Crowd enthralled by kiss on royal balcony
To wild cheers and with their flags aloft, the crowds surging up The Mall finally saw the moment they had all been waiting for Friday as Prince William kissed his new bride Kate.
The net curtains of the Buckingham Palace balcony began twitching right at 1:23 pm (1223 GMT), and then right on schedule, two minutes later, the world's most-watched newlyweds emerged, sparking huge cheers.
The rest of the royal family came out, although Queen Elizabeth II kept discreetly to one side -- this was her grandson's big day.
The crowd waved back to the happy couple, but soon they were chanting: "Kiss! Kiss! Kiss! Kiss!"
And when the blushing prince duly obliged, the crowds outside the palace gates erupted.
As the crowd waved to them, William pointed out to his wife elements of the remarkable scene before him -- the massed ranks of photographers on the Queen Victoria Memorial, the crowds at the palace gates, and the half a million well-wishers stretching as far as the eye could see.
To their left, Prince Harry joked with the maid of honour, Kate's sister Pippa Middleton, as did Prince Philip, the royal family's patriarch a few weeks short of his 90th birthday.
The page boys were also enjoying themselves, though the queen kept a watchful eye over them, while William's father Prince Charles held up one of the younger bridesmaids for a look over the balcony.
The balcony party began to go back inside, leaving the new Duke and Duchess of Cambridge to savour the moment alone one last time.
After six minutes and with a final wave, they returned inside the palace, putting the gloss on a magical day for billions of people around the world.
After the crowd chanted for a second kiss, the couple heeded the cry, pausing for a longer embrace this time.
Wellwishers had come to London from all over the world, rising before dawn or camping overnight on the streets to get a good view on the route.

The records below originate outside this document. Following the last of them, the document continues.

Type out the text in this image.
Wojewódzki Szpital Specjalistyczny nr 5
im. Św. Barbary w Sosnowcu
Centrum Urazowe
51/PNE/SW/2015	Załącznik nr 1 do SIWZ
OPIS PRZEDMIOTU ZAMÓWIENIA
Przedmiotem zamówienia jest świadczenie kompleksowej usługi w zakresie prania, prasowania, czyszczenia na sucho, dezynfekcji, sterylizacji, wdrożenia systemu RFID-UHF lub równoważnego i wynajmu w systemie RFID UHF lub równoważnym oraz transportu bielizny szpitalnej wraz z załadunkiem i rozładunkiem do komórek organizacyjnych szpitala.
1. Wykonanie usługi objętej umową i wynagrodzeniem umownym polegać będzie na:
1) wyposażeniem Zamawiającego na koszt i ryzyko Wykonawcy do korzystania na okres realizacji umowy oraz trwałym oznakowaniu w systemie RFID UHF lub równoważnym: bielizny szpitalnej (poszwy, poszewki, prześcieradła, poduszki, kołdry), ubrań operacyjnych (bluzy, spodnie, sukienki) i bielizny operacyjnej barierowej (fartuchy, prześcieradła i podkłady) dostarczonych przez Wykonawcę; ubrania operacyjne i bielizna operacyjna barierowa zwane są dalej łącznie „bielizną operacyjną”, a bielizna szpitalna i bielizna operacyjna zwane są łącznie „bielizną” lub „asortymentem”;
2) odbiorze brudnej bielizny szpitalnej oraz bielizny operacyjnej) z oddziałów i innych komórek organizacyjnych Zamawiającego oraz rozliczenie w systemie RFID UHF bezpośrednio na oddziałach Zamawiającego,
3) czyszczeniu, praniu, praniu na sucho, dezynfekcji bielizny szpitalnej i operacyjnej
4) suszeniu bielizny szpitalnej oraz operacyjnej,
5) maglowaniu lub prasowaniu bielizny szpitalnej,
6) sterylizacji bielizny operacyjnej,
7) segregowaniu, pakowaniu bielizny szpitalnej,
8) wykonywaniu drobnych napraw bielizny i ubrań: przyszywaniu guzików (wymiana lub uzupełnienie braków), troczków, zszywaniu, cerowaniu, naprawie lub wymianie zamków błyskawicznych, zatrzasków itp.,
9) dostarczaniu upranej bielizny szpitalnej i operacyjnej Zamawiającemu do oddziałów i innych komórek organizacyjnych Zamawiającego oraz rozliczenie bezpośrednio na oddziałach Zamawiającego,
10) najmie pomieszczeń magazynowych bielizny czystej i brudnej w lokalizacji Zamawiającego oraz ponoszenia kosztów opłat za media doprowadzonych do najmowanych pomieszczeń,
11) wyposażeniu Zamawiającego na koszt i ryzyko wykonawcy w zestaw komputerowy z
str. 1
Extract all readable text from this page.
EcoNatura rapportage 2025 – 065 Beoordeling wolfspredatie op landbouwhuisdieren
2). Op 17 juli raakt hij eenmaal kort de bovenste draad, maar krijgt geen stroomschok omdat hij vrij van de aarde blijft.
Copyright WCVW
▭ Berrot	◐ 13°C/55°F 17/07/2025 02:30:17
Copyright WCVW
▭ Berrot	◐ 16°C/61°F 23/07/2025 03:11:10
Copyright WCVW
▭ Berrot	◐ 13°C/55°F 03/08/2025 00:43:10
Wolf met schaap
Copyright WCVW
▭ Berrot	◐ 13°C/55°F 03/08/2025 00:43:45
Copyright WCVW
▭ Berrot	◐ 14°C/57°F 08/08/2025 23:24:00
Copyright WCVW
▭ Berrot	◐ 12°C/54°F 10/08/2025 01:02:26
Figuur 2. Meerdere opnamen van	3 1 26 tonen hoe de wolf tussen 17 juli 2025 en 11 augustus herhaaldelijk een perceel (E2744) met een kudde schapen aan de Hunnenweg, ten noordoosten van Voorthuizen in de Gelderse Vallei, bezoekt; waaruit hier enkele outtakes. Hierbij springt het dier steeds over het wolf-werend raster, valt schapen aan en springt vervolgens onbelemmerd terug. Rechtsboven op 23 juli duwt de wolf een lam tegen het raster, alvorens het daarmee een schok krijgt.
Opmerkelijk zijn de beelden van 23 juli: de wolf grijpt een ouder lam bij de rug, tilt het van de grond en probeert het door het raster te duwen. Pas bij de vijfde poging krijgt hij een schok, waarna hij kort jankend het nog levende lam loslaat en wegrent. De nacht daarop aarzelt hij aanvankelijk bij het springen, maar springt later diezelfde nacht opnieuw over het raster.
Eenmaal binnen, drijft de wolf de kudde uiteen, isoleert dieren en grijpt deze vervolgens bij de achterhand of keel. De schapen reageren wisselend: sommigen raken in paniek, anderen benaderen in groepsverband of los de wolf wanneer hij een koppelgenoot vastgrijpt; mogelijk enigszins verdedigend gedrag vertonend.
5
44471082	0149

"I wish I were Kate but just for the day. I don't want to become a queen, but it's every girl's dream to become a princess," said Kate More, 20, as she joined the crowd outside the palace.
"They are the most glamorous and classy couple. They are a new face for the monarchy," gushed her friend Katie Oresko, a student from Chicago.
Despite their long vigil, thousands of royal fans were in high spirits as they chanted "We want Kate, we want Kate" in the moments before the Rolls-Royce Phantom carrying her from her hotel arrived at Westminster abbey.
Sitting next to her father Michael, the new princess acknowledged the crowds who waved flags and cheered their support.
The crowds then settled to listen to the service, which was broadcast on loudspeakers across the square.
Outside the abbey, where some royal fans had been camped out since Monday, the road was packed.
Sam Harburg, a 27-year-old Australian, wearing a pink tie, arrived with a friend at 4:00 am equipped with a cool box with beer and two bottles of champagne, "one for the procession and one for the royal kiss".
"I can tell my friends in Australia that I was here," he said.
The crowd was a riot of colour -- there were little girls in princess dresses, women sporting paper crowns and plastic tiaras and men in William masks.
Two women wore wedding dresses with signs on their backs saying "It should have been me!".
Outside the abbey, Kim Ratcliffe, 37, wore a spectacular hat on top of her blonde hair. "I came prepared just in case they would invite me in!" she said, pushing her two daughters, both dressed as princesses, in their pram.
Nearby, 21-year-old London student Mina Best said she loved the fact that the couple had met at university like so many other ordinary people.
"They're pretty normal people, genuine people. Not what you would expect from the royal family," she said.
Most in the crowd were hopeful that the marriage would last, unlike William's parents, the late Princess Diana, and Prince Charles.
"She's much older than Diana, and much more mature -- and they are marrying for love. Charles was under pressure from his family," said Sandra Russell, 65.